The full list of events are: Men's: Track (100m, 200m, 400m, 800m, 1,500m, 5,000m, 10,000m, 110m hurdles, 400m hurdles, 3,000m steeplechase, 4 x 100m relay, 4 x 400m relay); Jumping (high jump, pole vault, long jump, triple jump); Throwing (shot put, discus, hammer, javelin); Combined (Decathlon - 10 disciplines); Road (Marathon, 20km walk, 50km walk).

Women's: Track (100m, 200m, 400m, 800m, 1,500m, 5,000m, 10,000m; 100m hurdles, 400m hurdles, 3,000m steeplechase, 4 x 100m relay, 4 x 400m relay), Jumping (high jump, pole vault, long jump, triple jump); Throwing (shot put, discus, hammer, javelin); Combined (Heptathlon - seven disciplines); Road (Marathon, 20km walk).

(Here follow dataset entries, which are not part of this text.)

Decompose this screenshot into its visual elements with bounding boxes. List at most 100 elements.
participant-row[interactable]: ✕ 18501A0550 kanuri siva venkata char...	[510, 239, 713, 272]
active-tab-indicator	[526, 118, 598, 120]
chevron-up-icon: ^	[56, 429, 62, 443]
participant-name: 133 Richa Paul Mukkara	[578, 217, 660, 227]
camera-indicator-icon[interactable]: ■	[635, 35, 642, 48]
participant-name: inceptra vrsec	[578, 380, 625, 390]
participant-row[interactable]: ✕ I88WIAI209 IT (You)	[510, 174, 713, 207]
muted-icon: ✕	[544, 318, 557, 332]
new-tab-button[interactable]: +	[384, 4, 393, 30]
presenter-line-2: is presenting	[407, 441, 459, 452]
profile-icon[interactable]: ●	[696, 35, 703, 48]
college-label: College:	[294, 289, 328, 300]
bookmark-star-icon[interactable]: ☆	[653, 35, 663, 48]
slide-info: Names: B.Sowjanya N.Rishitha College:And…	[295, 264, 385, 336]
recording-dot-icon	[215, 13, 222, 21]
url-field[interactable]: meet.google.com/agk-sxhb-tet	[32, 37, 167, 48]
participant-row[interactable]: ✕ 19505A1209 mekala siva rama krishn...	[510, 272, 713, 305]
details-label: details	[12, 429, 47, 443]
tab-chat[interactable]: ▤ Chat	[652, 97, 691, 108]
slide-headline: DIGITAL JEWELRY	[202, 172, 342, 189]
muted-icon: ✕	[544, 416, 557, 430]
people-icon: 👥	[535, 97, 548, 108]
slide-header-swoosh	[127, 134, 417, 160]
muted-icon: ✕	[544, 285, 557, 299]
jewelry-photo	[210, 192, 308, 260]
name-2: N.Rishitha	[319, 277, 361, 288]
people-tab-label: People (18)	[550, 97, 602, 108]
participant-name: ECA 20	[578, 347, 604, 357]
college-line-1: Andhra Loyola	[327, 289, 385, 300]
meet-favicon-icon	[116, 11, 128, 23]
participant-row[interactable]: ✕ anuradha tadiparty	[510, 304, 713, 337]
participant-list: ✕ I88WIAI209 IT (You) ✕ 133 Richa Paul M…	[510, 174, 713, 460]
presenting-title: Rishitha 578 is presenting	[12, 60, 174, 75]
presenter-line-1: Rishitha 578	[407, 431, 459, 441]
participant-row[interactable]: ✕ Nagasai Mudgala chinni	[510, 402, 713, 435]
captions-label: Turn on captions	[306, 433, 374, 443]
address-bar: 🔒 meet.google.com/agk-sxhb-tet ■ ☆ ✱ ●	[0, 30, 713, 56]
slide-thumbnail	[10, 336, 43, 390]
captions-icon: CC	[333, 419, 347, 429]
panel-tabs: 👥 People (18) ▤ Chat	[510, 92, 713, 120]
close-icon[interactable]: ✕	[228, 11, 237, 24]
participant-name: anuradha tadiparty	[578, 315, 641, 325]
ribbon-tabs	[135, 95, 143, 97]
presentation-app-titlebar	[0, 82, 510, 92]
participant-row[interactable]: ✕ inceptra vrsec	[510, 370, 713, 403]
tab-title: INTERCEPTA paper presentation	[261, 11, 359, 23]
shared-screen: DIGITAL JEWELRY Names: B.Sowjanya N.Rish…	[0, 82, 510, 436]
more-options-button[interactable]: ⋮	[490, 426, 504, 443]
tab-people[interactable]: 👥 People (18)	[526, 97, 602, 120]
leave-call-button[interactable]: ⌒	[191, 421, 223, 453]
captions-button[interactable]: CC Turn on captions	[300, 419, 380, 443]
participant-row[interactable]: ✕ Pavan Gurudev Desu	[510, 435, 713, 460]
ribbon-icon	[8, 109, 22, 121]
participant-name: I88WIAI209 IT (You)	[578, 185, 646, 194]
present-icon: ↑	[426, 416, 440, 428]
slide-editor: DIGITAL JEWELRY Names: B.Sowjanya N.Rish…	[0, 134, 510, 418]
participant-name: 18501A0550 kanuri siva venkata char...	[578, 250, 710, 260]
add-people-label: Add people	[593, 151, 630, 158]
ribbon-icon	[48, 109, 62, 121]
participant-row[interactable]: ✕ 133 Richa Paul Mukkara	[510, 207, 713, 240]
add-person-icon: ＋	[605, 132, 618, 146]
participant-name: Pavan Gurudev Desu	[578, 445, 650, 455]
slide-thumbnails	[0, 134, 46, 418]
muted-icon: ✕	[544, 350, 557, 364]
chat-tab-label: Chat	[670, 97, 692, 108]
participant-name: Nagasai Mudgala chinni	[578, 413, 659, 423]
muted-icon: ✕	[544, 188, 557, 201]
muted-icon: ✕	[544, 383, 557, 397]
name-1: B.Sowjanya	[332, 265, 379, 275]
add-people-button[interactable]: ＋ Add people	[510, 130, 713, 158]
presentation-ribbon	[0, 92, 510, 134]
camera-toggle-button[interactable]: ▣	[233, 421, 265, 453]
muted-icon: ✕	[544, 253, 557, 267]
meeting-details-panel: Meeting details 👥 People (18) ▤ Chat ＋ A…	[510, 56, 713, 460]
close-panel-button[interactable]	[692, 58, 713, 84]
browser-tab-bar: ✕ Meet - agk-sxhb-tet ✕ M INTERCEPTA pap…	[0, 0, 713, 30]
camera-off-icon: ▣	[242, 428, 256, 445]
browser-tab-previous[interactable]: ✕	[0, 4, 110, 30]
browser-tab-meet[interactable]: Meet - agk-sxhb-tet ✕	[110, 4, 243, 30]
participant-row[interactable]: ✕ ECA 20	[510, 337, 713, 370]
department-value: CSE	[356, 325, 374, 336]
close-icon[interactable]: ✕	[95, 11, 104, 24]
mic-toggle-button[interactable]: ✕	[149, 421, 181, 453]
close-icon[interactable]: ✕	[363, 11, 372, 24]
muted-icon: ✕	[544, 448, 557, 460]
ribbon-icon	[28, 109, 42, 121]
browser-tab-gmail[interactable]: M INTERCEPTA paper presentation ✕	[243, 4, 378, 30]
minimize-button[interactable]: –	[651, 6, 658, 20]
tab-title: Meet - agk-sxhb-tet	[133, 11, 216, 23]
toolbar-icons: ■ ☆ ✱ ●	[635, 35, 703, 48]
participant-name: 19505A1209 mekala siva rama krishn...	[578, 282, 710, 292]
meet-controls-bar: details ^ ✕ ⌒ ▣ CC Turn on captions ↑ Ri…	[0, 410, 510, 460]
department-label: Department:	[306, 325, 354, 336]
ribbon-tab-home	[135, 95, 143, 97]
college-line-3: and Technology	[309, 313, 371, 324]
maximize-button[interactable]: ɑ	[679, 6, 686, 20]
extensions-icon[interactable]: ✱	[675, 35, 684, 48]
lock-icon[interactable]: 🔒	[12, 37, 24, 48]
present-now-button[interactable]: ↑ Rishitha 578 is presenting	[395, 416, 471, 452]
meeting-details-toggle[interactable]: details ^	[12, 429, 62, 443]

Competitors in the running events must negotiate a number of heats en route to the final although there are more of these in the sprints than the long distance races. However the energy-sapping 10,000m, marathons and walks are all one-offs.

In the throwing and jumping events, athletes must first compete in a qualifying round, with the best 12 reaching the final - although more can progress if they achieve the automatic qualifying mark or there are ties.

Athletes involved in the combined events - decathlon for men and heptathlon for women - athletes accrue points over a number of disciplines across two days. The 10 events which make up the decathlon are the 100m, long jump, shot put, high jump, 400m, 110m hurdles, discus, pole vault, javlin and 1500m. The seven-event heptathlon is comprised of the 100m hurdles, high jump, shot put, 200m, long jump, javelin and 800.

Men and women also compete in two relays each - the 4x100m and the 4x400m.

History

Athletics has been the integral sport of the Olympics in both ancient and modern times and it is so often the gold medallists from the track and field that provide the iconic moments at each Games.

Running events of various lengths are comparable, though not identical, to disciplines at the ancient Olympics - which began back in 776BC - while the javelin, discus and long jump were part of an early pentathlon.

Marion Jones was stripped of her medals

Only men competed when the modern Olympics began in 1896 and it wasn't until the 1928 Games in Amsterdam when the first athletics events for women were held.

Back then the only disciplines available to them were the 100m, 4x100m relay, 800m, high jump and discus but now, following the inclusion of the 3000m steeplechase to their schedule in 2008, the number of events for women has increased to 23, just one behind the men who also contest the 50km walk.

Some of the most glorious stories from athletics over the years include Jesse Owens in 1936, Carl Lewis' four golds in 1984, Michael Johnson's 200m and 400m double in 1996 and Usain Bolt's record-breaking exploits in Beijing.

One of the most infamous moments from track and field was Ben Johnson's steroid-fuelled gold in 1988 - the highest-profile example of a drug problem which has often plagued the sport.

More recently sprinter Marion Jones was stripped of her record haul of five golds from the 2000 Sydney Olympics when she admitted - in 2007 - to taking steroids before the Games.